Do you think it helped that you were slightly older when labels, etc, came knocking?
A hundred percent. It took me a lot longer as a human being to fully form, and you can blame that on the lack of prefrontal cortex development pre-age 25 or whatever but I truly would say it took me until my mid-20s to properly crystallize in terms of who I was, and what my identity is, and what I had to say in the world. And also just to have healthy boundaries between myself and work. So I think it is super important. Although now that I’m in [the industry], it’s still kind of the Wild West.

You were quite far down a specific career path when you veered off towards pop. So what did your parents, or the people around you, think when you said you were going to try music?
They were cautiously optimistic. I played it quite well, like unknowingly. Music arrived in the last year of my first degree. So I was already ticking that box for them, if that makes sense. I already sort of did the Asian parent request of getting into a good Uni and getting the Bachelors of Science. Once that was ticked, weirdly, they were like, ‘yeah, go on, do it. Just don’t come asking us for money’. But I also had a plan B, and a plan C, and a plan D, at any given point and that’s just how I operate now.

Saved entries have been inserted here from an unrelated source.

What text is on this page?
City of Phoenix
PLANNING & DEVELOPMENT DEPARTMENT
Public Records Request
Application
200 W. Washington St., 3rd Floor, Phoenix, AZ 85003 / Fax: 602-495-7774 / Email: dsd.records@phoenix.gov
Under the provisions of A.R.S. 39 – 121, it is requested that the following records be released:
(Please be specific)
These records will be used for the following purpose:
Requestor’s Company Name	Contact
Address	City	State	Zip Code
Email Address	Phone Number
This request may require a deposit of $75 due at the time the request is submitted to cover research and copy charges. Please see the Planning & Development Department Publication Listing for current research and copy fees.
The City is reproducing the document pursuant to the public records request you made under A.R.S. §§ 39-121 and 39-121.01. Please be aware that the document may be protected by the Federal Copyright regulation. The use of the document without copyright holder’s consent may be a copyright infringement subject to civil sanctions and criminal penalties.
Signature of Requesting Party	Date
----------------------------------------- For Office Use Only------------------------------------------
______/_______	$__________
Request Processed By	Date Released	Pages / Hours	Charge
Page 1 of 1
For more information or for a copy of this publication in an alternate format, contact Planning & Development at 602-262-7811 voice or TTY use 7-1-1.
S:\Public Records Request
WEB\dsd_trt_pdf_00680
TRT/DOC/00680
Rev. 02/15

Would you have made a good therapist?
No. I’d feel too much. I’d also yap too much. I’d come back home and be like ‘you would never believe what I just heard’. Privacy and confidentiality would just go out the window, so thank god I didn’t do that.

I’ve always had this mantra that nothing’s off limits, be it sonic or lyrical references. There’s a lot of trust that I put in myself and my art and my voice particularly, and that acts as a good through line throughout all the music.

CHLOE QISHA

Does your psychology degree come in useful in the music industry?
I think your first degree is just to experience that melting pot of being amongst hundreds of people who also don’t know what they’re doing at the same time, and there’s a nice camaraderie in that. I’d love to say that, you know, my readings on Freud and whoever else informs my psyche of how I write, but the only thing that I kept from that is just my curiosity about people. I get to meet so many incredible creatives doing this job, like I work with a lot of dancers, I work with producers, writers, and even bandmates, that when I am interested in someone, it’s very clear that I’m interested. To a weird degree. I’m like, ‘we must go for coffee, and I must know about everything in your life. Tell me, do you have siblings? What is your star sign?’ I think it’s quite affronting for people, and I can come across as quite intense. But I just have this deep curiosity about humans and what makes them tick. That’s probably why subconsciously I did the psych degree.

As far as the public were concerned, you arrived fully formed with I Lied, I’m Sorry, which was your second ever release. Was that always the plan, to get everything sorted backstage before the big reveal?
I’m glad that it came across that way. It wasn’t necessarily intentional, it just kind of happened like that, but looking back I wouldn’t be surprised if subconsciously I did that because I’m a real perfectionist. I like to feel prepared. I’ve been writing for years, like probably at least four or five years now. There were so many points where I could have said, ‘okay, here’s five songs, let’s do this’. But there was always one thing that wasn’t quite right, whether that was the sonics at the time, or my previous management situation. There was just always something. So maybe in my brain, I just knew it wasn’t the right fit and I wanted to wait until it was the right fit.

Did you ever worry that I Lied, I’m Sorry was your best song?
At the time I didn’t think it was a great song! When we wrote that it was such a pivot from everything that we had just been writing that I assumed we were just experimenting. I didn’t have a manager at that point either. It wasn’t until weeks later, Rob [Milton, songwriter and producer] came back and was like, ‘no, my team absolutely love it. They think it’s a huge song.’ But I still wasn’t convinced. It didn’t feel like this was going to be the thing that made everyone turn their heads. So, yeah, weirdly that definitely took the pressure off.